One area of frustration for the U.S. intelligence community is Osama bin Laden, whose appearance in a new video (BBC) serves as a reminder that the al-Qaeda leader remains at large, plotting future attacks against the nation. The CIA disbanded its unit devoted to tracking bin Laden in 2006, a move Michael Scheuer, the former CIA agent who founded the unit, calls “a crazy decision” that was made for purely bureaucratic reasons.
More importantly, much of the bureaucracy that led to the “stovepiping (New Yorker)” of intelligence still lingers. Writing in Foreign Affairs, Director of National Intelligence Mike McConnell pledges to overhaul the nation’s sixteen different intelligence agencies so that they function collaboratively, similar to the “joint” structure of the four branches of the U.S. military. To this end, NPR reports that new recruits for the Federal Bureau of Intelligence (FBI), CIA, and other agencies have begun training together. In April, McConnell released a 100-Day Plan (PDF) to improve integration and collaboration among the intelligence community. During a subsequent visit to CFR, McConnell expressed his displeasure with security clearances for new employees that take up to a year to complete. Retired Air Force General John Casciano outlines his own ideas (GovExec) for fixing this process.

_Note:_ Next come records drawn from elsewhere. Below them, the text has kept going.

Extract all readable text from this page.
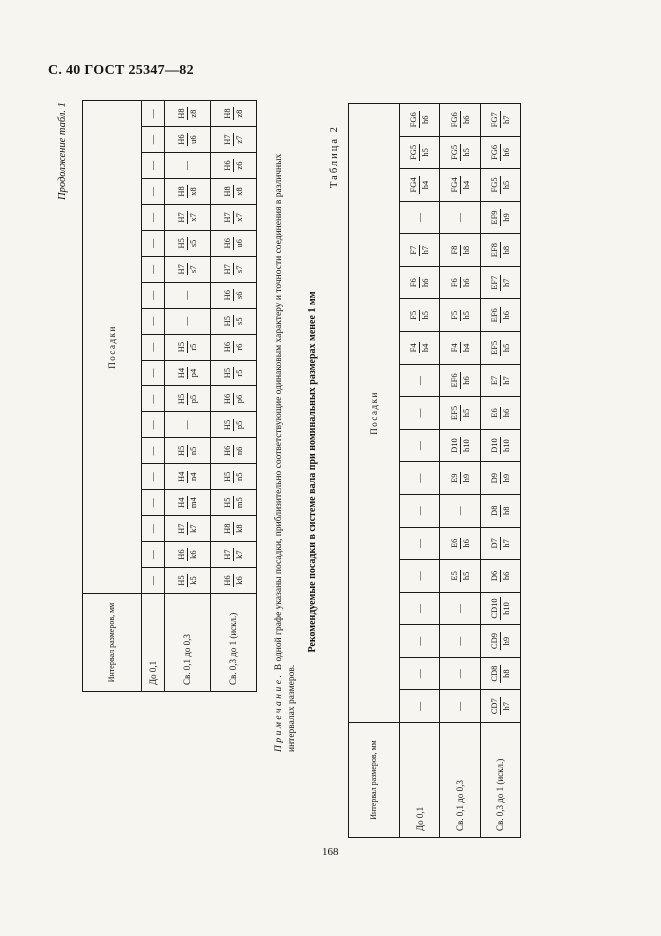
С. 40 ГОСТ 25347—82
Продолжение табл. 1
Интервал размеров, мм	Посадки																		
До 0,1	—	—	—	—	—	—	—	—	—	—	—	—	—	—	—	—	—	—	—
Св. 0,1 до 0,3	H5 k5	H6 k6	H7 k7	H4 m4	H4 n4	H5 n5	—	H5 p5	H4 p4	H5 r5	—	—	H7 s7	H5 s5	H7 x7	H8 x8	—	H6 u6	H8 z8

Св. 0,3 до 1 (искл.)	H6 k6	H7 k7	H8 k8	H5 m5	H5 n5	H6 n6	H5 p5	H6 p6	H5 r5	H6 r6	H5 s5	H6 s6	H7 s7	H6 u6	H7 x7	H8 x8	H6 z6	H7 z7	H8 z8
Примечание. В одной графе указаны посадки, приблизительно соответствующие одинаковым характеру и точности соединения в различных интервалах размеров.
Рекомендуемые посадки в системе вала при номинальных размерах менее 1 мм
Таблица 2
Интервал размеров, мм	Посадки																		
До 0,1	—	—	—	—	—	—	—	—	—	—	—	F4 h4	F5 h5	F6 h6	F7 h7	—	FG4 h4	FG5 h5	FG6 h6

Св. 0,1 до 0,3	—	—	—	—	E5 h5	E6 h6	—	E9 h9	D10 h10	EF5 h5	EF6 h6	F4 h4	F5 h5	F6 h6	F8 h8	—	FG4 h4	FG5 h5	FG6 h6

Св. 0,3 до 1 (искл.)	CD7 h7	CD8 h8	CD9 h9	CD10 h10	D6 h6	D7 h7	D8 h8	D9 h9	D10 h10	E6 h6	E7 h7	EF5 h5	EF6 h6	EF7 h7	EF8 h8	EF9 h9	FG5 h5	FG6 h6	FG7 h7
168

According to CFR’s Steven Simon, a former National Security Council counterterrorism official, many of the institutional problems that prevented intelligence sharing before 9/11 “have reasserted themselves.” As this Backgrounder explains, some experts perceive a set of broader cultural issues that continues to plague the intelligence community. State governments have attempted to take up the intelligence-sharing mantle by creating “fusion centers,” intelligence hubs designed to bring together state and federal agencies under one roof, but a recent Congressional Research Service report provides a damning assessment of their efficacy.
Yet intelligence officials consider the absence of a major attack on U.S. soil since 9/11 a confirmation of their good work. “America hasn’t just been lucky,” Hayden told his CFR audience last week, “and it isn’t as if the terrorists have been lazy or just aren’t trying.”